What would we do without the straw man, without the ability to make a caricature of the position we want to argue against? How many op-eds, debates and political speeches count on the ability to present a dumbed-down version of the position we contest, and then revel in knocking it down?
Examples abound, but the argument over Iran is a recent treasure trove of how shallow debate can sometimes become. Given how much complexity and uncertainty surrounds the Iranian nuclear issue, the easy conviction with which the policy being opposed (sanctions, military action, negotiations, etc…) is regularly dismissed is stunning. The utter confidence of many public pronouncements promoting military or other action is no less dramatic. Perhaps because the stakes are so high some feel the need to mount a zero-sum argument. But these stakes are the reason to pursue a nuanced and intricate conversation, not to seek comfort in false conviction.
“Military action against Iran would be catastrophic,” declared one recent opinion piece, ominously. Time for some "creative destruction,” announced another with abandon. Unless there has been a sudden eruption amongst the chattering classes of experts on sanctions and military strategy and nuclear fuel cycles and Iranian society, this kind of discourse is, to be blunt, simplistic and largely irrelevant.
The list of factors one needs to be familiar with in order to speak intelligently about Iran, let alone persuasively, is long indeed. Some of them are simply not in the public domain, and available only to a handful of people (most of whom are obliged to refrain from public debate). Other factors - such as how best to impact the decision-making of Iran’s ruling clerics - can only ever be partially known, and are at most educated guesses.
So, given this picture, what would serious thinking and debate about Iran look like? Three initial guiding principles come to mind. The first is to have the courage to acknowledge what is weak and uncertain about one’s own position. An argument can sometimes be rendered more, not less, persuasive by taking account of what is not known or contested. For example, we can support strong sanctions against Iran even if we admit that we do not know their ultimate affect on Tehran’s decision-making. The preponderance of evidence suggests that pressure has altered the regime’s calculus in the past, but we need not fake certainty that, this time, sanctions will soften rather than harden Iranian resolve.
Second, to have our own position taken seriously we should be willing to recognize that which is legitimate or compelling in the position that we are opposing. In a challenge as thorny and charged as Iran, it cannot be that all the good arguments lean only to one side. Accepting the difficulty of an issue, whatever position one ultimately favors, does not betray a failure of conviction but a connection to reality. Advocates of an armed strike against Iran, for instance, should be able to acknowledge their opponent’s point that the consequences of military action cannot be easily predicted and may be far-reaching. Support for such a strike need not emerge from absolute confidence, but from a balance of risk assessment that admits the many dangers and conflicting concerns involved.

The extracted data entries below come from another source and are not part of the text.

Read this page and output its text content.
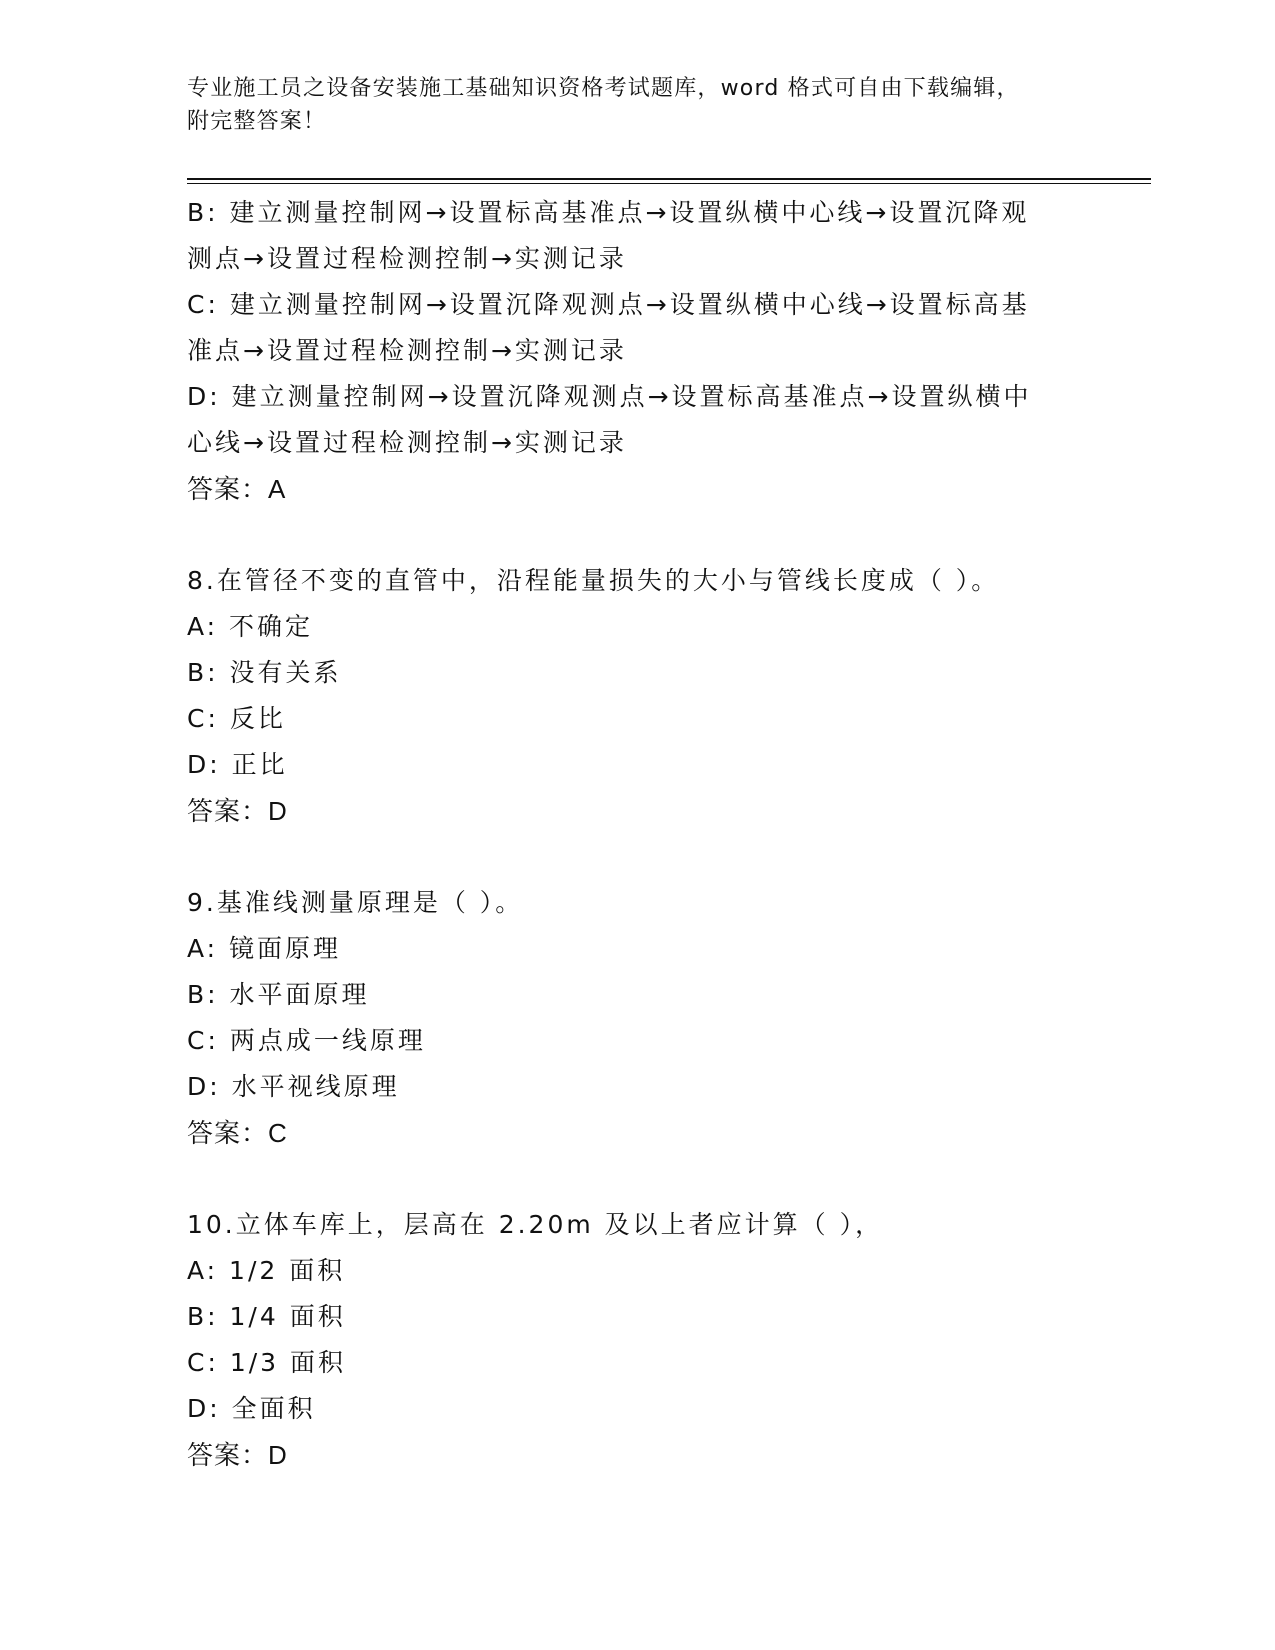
专业施工员之设备安装施工基础知识资格考试题库，word 格式可自由下载编辑，
附完整答案！
B: 建立测量控制网→设置标高基准点→设置纵横中心线→设置沉降观
测点→设置过程检测控制→实测记录
C: 建立测量控制网→设置沉降观测点→设置纵横中心线→设置标高基
准点→设置过程检测控制→实测记录
D: 建立测量控制网→设置沉降观测点→设置标高基准点→设置纵横中
心线→设置过程检测控制→实测记录
答案：A
8.在管径不变的直管中，沿程能量损失的大小与管线长度成（ ）。
A: 不确定
B: 没有关系
C: 反比
D: 正比
答案：D
9.基准线测量原理是（ ）。
A: 镜面原理
B: 水平面原理
C: 两点成一线原理
D: 水平视线原理
答案：C
10.立体车库上，层高在 2.20m 及以上者应计算（ ），
A: 1/2 面积
B: 1/4 面积
C: 1/3 面积
D: 全面积
答案：D
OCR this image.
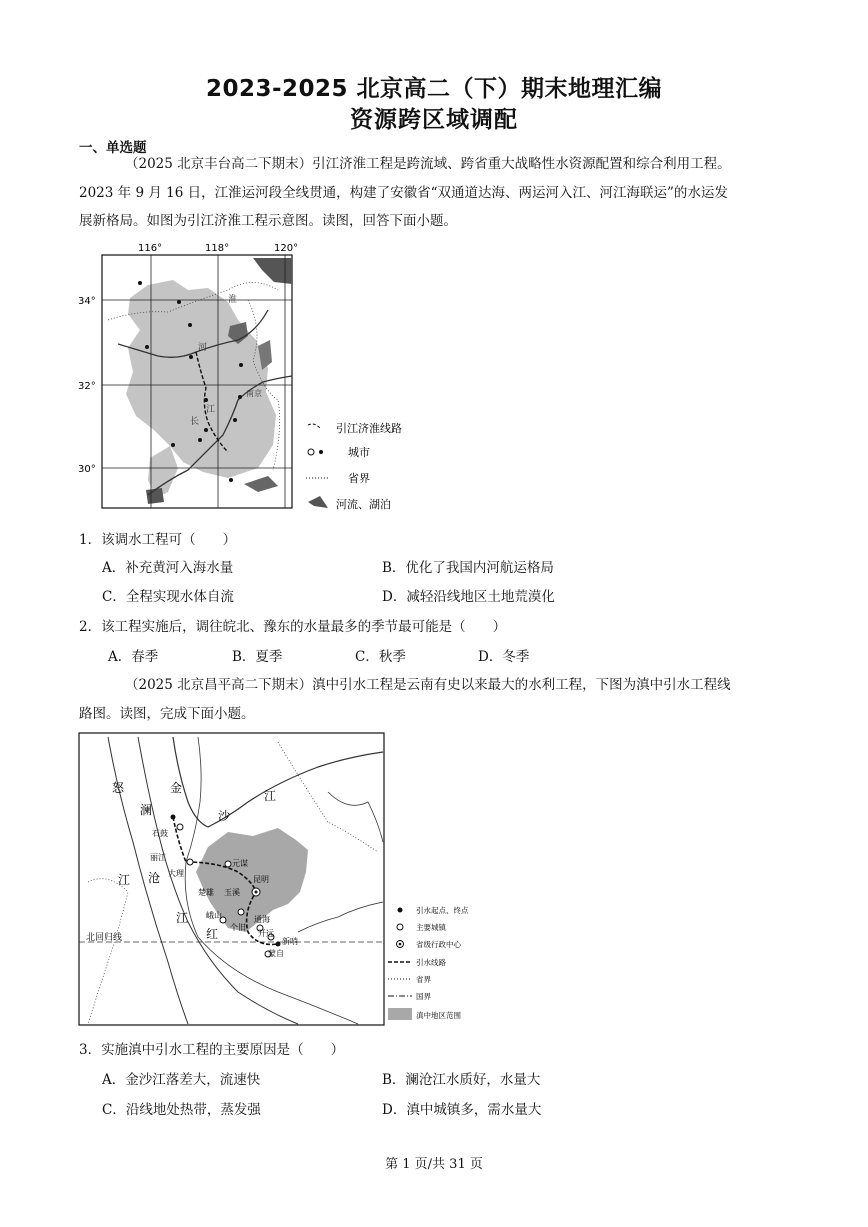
2023-2025 北京高二（下）期末地理汇编
资源跨区域调配
一、单选题
（2025 北京丰台高二下期末）引江济淮工程是跨流域、跨省重大战略性水资源配置和综合利用工程。
2023 年 9 月 16 日，江淮运河段全线贯通，构建了安徽省“双通道达海、两运河入江、河江海联运”的水运发
展新格局。如图为引江济淮工程示意图。读图，回答下面小题。
116°	118°	120°
34°
32°
30°
淮
河
南京
江
长	引江济淮线路
城市
省界
河流、湖泊
1．该调水工程可（　　）
A．补充黄河入海水量	B．优化了我国内河航运格局
C．全程实现水体自流	D．减轻沿线地区土地荒漠化
2．该工程实施后，调往皖北、豫东的水量最多的季节最可能是（　　）
A．春季	B．夏季	C．秋季	D．冬季
（2025 北京昌平高二下期末）滇中引水工程是云南有史以来最大的水利工程，下图为滇中引水工程线
路图。读图，完成下面小题。
金
沙
江
澜
沧
江
怒
江
红
石鼓
丽江
大理
楚雄
昆明
玉溪
蒙自
元谋
峨山	通海
个旧
开远
新哨
北回归线
引水起点、终点
主要城镇
省级行政中心
引水线路
省界
国界
滇中地区范围
3．实施滇中引水工程的主要原因是（　　）
A．金沙江落差大，流速快	B．澜沧江水质好，水量大
C．沿线地处热带，蒸发强	D．滇中城镇多，需水量大
第 1 页/共 31 页
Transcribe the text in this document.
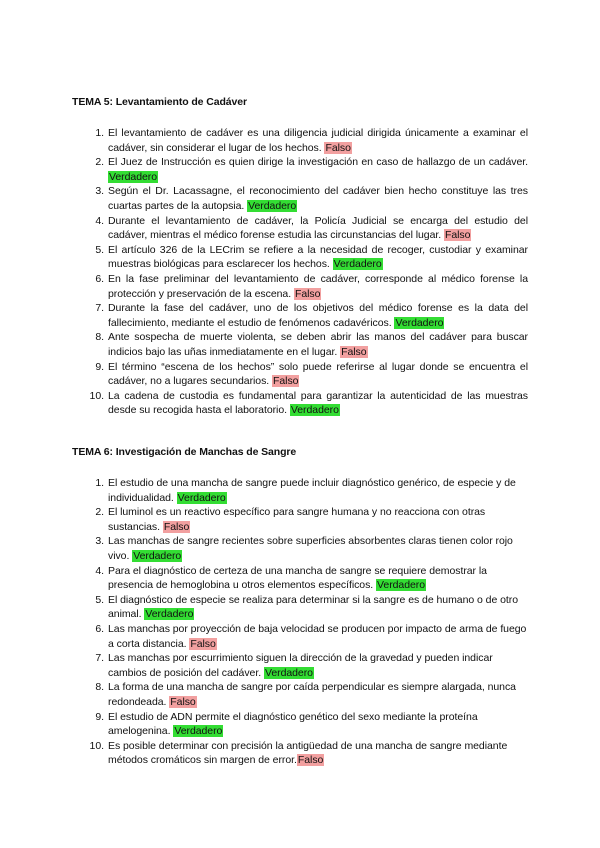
TEMA 5: Levantamiento de Cadáver
1. El levantamiento de cadáver es una diligencia judicial dirigida únicamente a examinar el cadáver, sin considerar el lugar de los hechos. Falso
2. El Juez de Instrucción es quien dirige la investigación en caso de hallazgo de un cadáver. Verdadero
3. Según el Dr. Lacassagne, el reconocimiento del cadáver bien hecho constituye las tres cuartas partes de la autopsia. Verdadero
4. Durante el levantamiento de cadáver, la Policía Judicial se encarga del estudio del cadáver, mientras el médico forense estudia las circunstancias del lugar. Falso
5. El artículo 326 de la LECrim se refiere a la necesidad de recoger, custodiar y examinar muestras biológicas para esclarecer los hechos. Verdadero
6. En la fase preliminar del levantamiento de cadáver, corresponde al médico forense la protección y preservación de la escena. Falso
7. Durante la fase del cadáver, uno de los objetivos del médico forense es la data del fallecimiento, mediante el estudio de fenómenos cadavéricos. Verdadero
8. Ante sospecha de muerte violenta, se deben abrir las manos del cadáver para buscar indicios bajo las uñas inmediatamente en el lugar. Falso
9. El término “escena de los hechos” solo puede referirse al lugar donde se encuentra el cadáver, no a lugares secundarios. Falso
10. La cadena de custodia es fundamental para garantizar la autenticidad de las muestras desde su recogida hasta el laboratorio. Verdadero
TEMA 6: Investigación de Manchas de Sangre
1. El estudio de una mancha de sangre puede incluir diagnóstico genérico, de especie y de individualidad. Verdadero
2. El luminol es un reactivo específico para sangre humana y no reacciona con otras sustancias. Falso
3. Las manchas de sangre recientes sobre superficies absorbentes claras tienen color rojo vivo. Verdadero
4. Para el diagnóstico de certeza de una mancha de sangre se requiere demostrar la presencia de hemoglobina u otros elementos específicos. Verdadero
5. El diagnóstico de especie se realiza para determinar si la sangre es de humano o de otro animal. Verdadero
6. Las manchas por proyección de baja velocidad se producen por impacto de arma de fuego a corta distancia. Falso
7. Las manchas por escurrimiento siguen la dirección de la gravedad y pueden indicar cambios de posición del cadáver. Verdadero
8. La forma de una mancha de sangre por caída perpendicular es siempre alargada, nunca redondeada. Falso
9. El estudio de ADN permite el diagnóstico genético del sexo mediante la proteína amelogenina. Verdadero
10. Es posible determinar con precisión la antigüedad de una mancha de sangre mediante métodos cromáticos sin margen de error.Falso
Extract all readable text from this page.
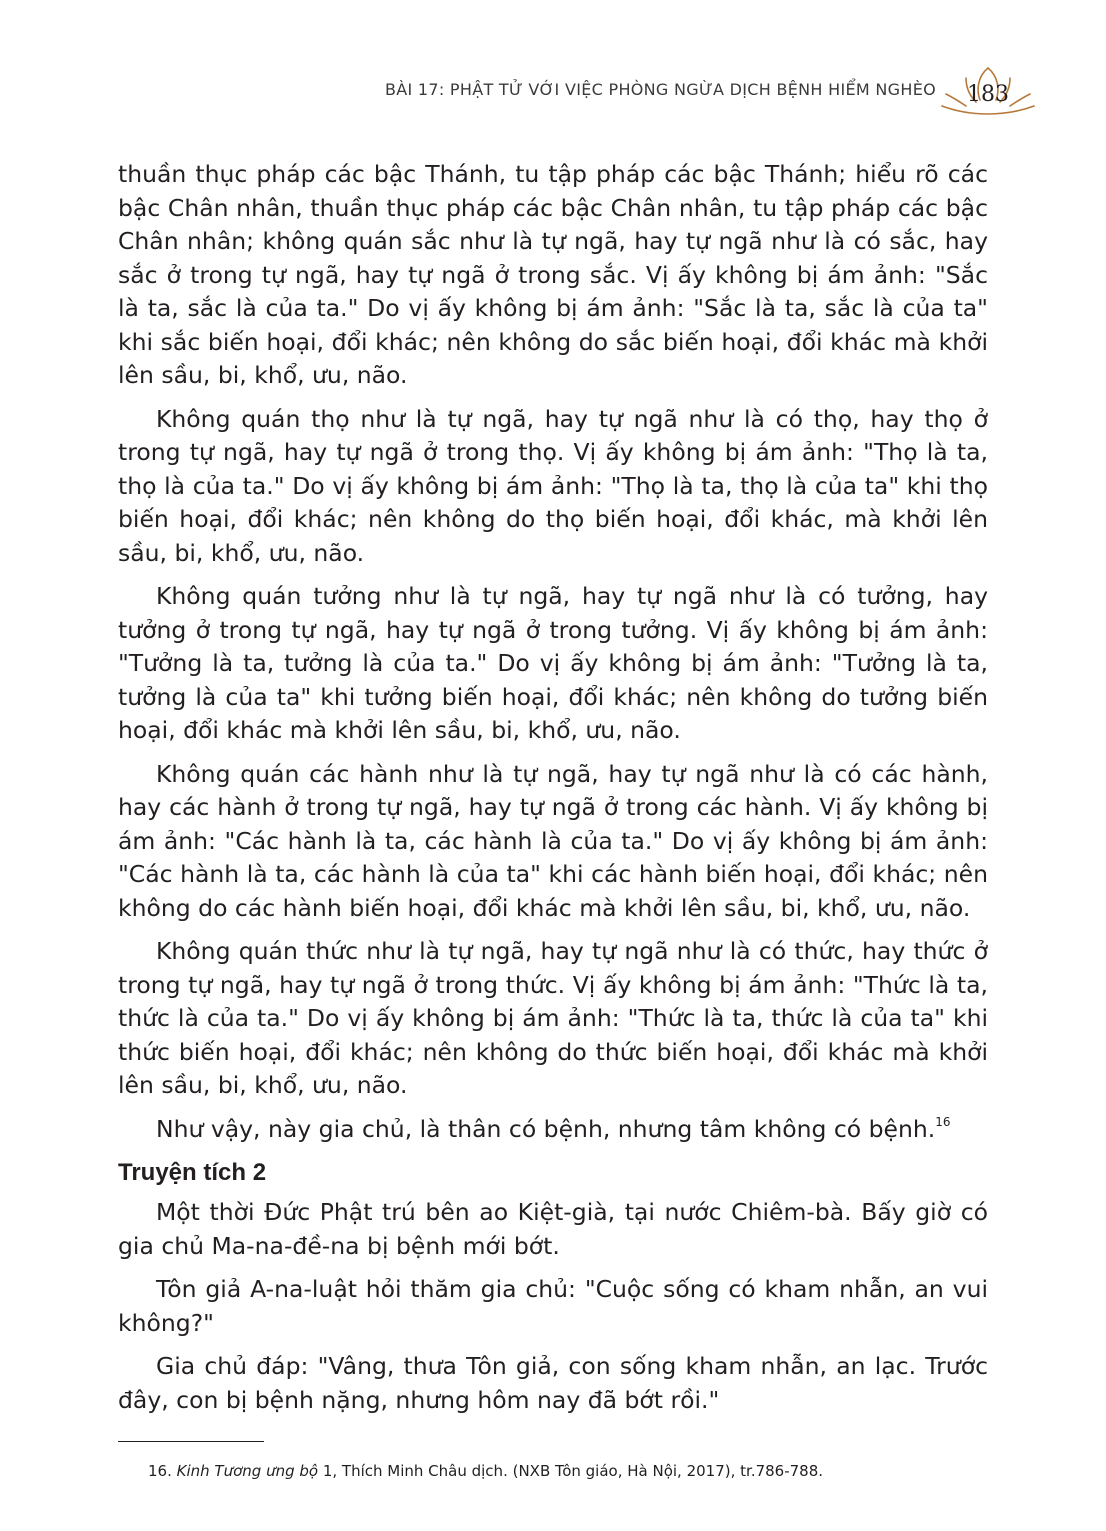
BÀI 17: PHẬT TỬ VỚI VIỆC PHÒNG NGỪA DỊCH BỆNH HIỂM NGHÈO	183

thuần thục pháp các bậc Thánh, tu tập pháp các bậc Thánh; hiểu rõ các bậc Chân nhân, thuần thục pháp các bậc Chân nhân, tu tập pháp các bậc Chân nhân; không quán sắc như là tự ngã, hay tự ngã như là có sắc, hay sắc ở trong tự ngã, hay tự ngã ở trong sắc. Vị ấy không bị ám ảnh: "Sắc là ta, sắc là của ta." Do vị ấy không bị ám ảnh: "Sắc là ta, sắc là của ta" khi sắc biến hoại, đổi khác; nên không do sắc biến hoại, đổi khác mà khởi lên sầu, bi, khổ, ưu, não.

Không quán thọ như là tự ngã, hay tự ngã như là có thọ, hay thọ ở trong tự ngã, hay tự ngã ở trong thọ. Vị ấy không bị ám ảnh: "Thọ là ta, thọ là của ta." Do vị ấy không bị ám ảnh: "Thọ là ta, thọ là của ta" khi thọ biến hoại, đổi khác; nên không do thọ biến hoại, đổi khác, mà khởi lên sầu, bi, khổ, ưu, não.

Không quán tưởng như là tự ngã, hay tự ngã như là có tưởng, hay tưởng ở trong tự ngã, hay tự ngã ở trong tưởng. Vị ấy không bị ám ảnh: "Tưởng là ta, tưởng là của ta." Do vị ấy không bị ám ảnh: "Tưởng là ta, tưởng là của ta" khi tưởng biến hoại, đổi khác; nên không do tưởng biến hoại, đổi khác mà khởi lên sầu, bi, khổ, ưu, não.

Không quán các hành như là tự ngã, hay tự ngã như là có các hành, hay các hành ở trong tự ngã, hay tự ngã ở trong các hành. Vị ấy không bị ám ảnh: "Các hành là ta, các hành là của ta." Do vị ấy không bị ám ảnh: "Các hành là ta, các hành là của ta" khi các hành biến hoại, đổi khác; nên không do các hành biến hoại, đổi khác mà khởi lên sầu, bi, khổ, ưu, não.

Không quán thức như là tự ngã, hay tự ngã như là có thức, hay thức ở trong tự ngã, hay tự ngã ở trong thức. Vị ấy không bị ám ảnh: "Thức là ta, thức là của ta." Do vị ấy không bị ám ảnh: "Thức là ta, thức là của ta" khi thức biến hoại, đổi khác; nên không do thức biến hoại, đổi khác mà khởi lên sầu, bi, khổ, ưu, não.

Như vậy, này gia chủ, là thân có bệnh, nhưng tâm không có bệnh.$^{16}$

Truyện tích 2

Một thời Đức Phật trú bên ao Kiệt-già, tại nước Chiêm-bà. Bấy giờ có gia chủ Ma-na-đề-na bị bệnh mới bớt.

Tôn giả A-na-luật hỏi thăm gia chủ: "Cuộc sống có kham nhẫn, an vui không?"

Gia chủ đáp: "Vâng, thưa Tôn giả, con sống kham nhẫn, an lạc. Trước đây, con bị bệnh nặng, nhưng hôm nay đã bớt rồi."

16. Kinh Tương ưng bộ 1, Thích Minh Châu dịch. (NXB Tôn giáo, Hà Nội, 2017), tr.786-788.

The third principle is a little trickier. Following the first two principles alone can sometimes lead us to seek refuge in nuance and complexity, without actually offering proposals for how to proceed. We can become so enamored with the trees that we feel no obligation to offer our own way out of the forest.
It is always easier to criticize a policy - especially if one makes a straw man of it - than to suggest a feasible alternative. Arguments would be more serious if striking down a position we opposed obliged us to suggest our own approach and expose ourselves to the kind of criticism we readily direct toward others.
In reading the views so vehemently expressed on Iran, I am reminded of the groundbreaking work of behavioral psychologist and Israeli Nobel laureate, Daniel Kahneman. His newest book, Thinking Fast and Slow, is a study of the complex, and sometimes deeply irrational, ways humans formulate their opinions. It gives scientific evidence for something we might well have hypothesized: that the way we think is not just the product of cold, rational, analysis. Our opinions can be shaped by experience, illusion, intuition, trauma, and a variety of biases that Kahneman's experiments have substantiated.
Given this, it is amazing that so many of us are committed dogmatically to our own beliefs and views and can be so easily dismissive of the views of others. We hold our own opinions in such high regard and never seem to wonder how people with opposing views (even with intellect and maturity not fundamentally different from our own) can hold positions that are so flimsy and easily punctured.
Kahneman’s studies are not a reason to avoid serious debate and dismiss any view as ultimately driven by irrational (or unknowable) forces. But they are an argument for humility and circumspection; for a willingness to be conscious of the possible flaws in our own reasoning, and the possible strengths in alternate positions.
The Talmud in Eruvin (13b) expresses a similar sentiment. It asks if both the views of Beit Shammai and Beit Hillel are “words of the living God,” why did Beit Hillel merit having the halakha decided according to its view. Its answer: “because they were easygoing and tolerant; because they would study both their own opinion and the opinion of Bet Shammai and, what’s more, they would state Beit Shammai’s position before their own.”
The discussion of the Iranian issue - as of any other - calls for a measure of those quintessentially Jewish values of humility and self-doubt (not always on display, but embedded somewhere in most of us). Not so much self-doubt and humility as to induce indecision and paralysis, but just enough for a meaningful and serious debate.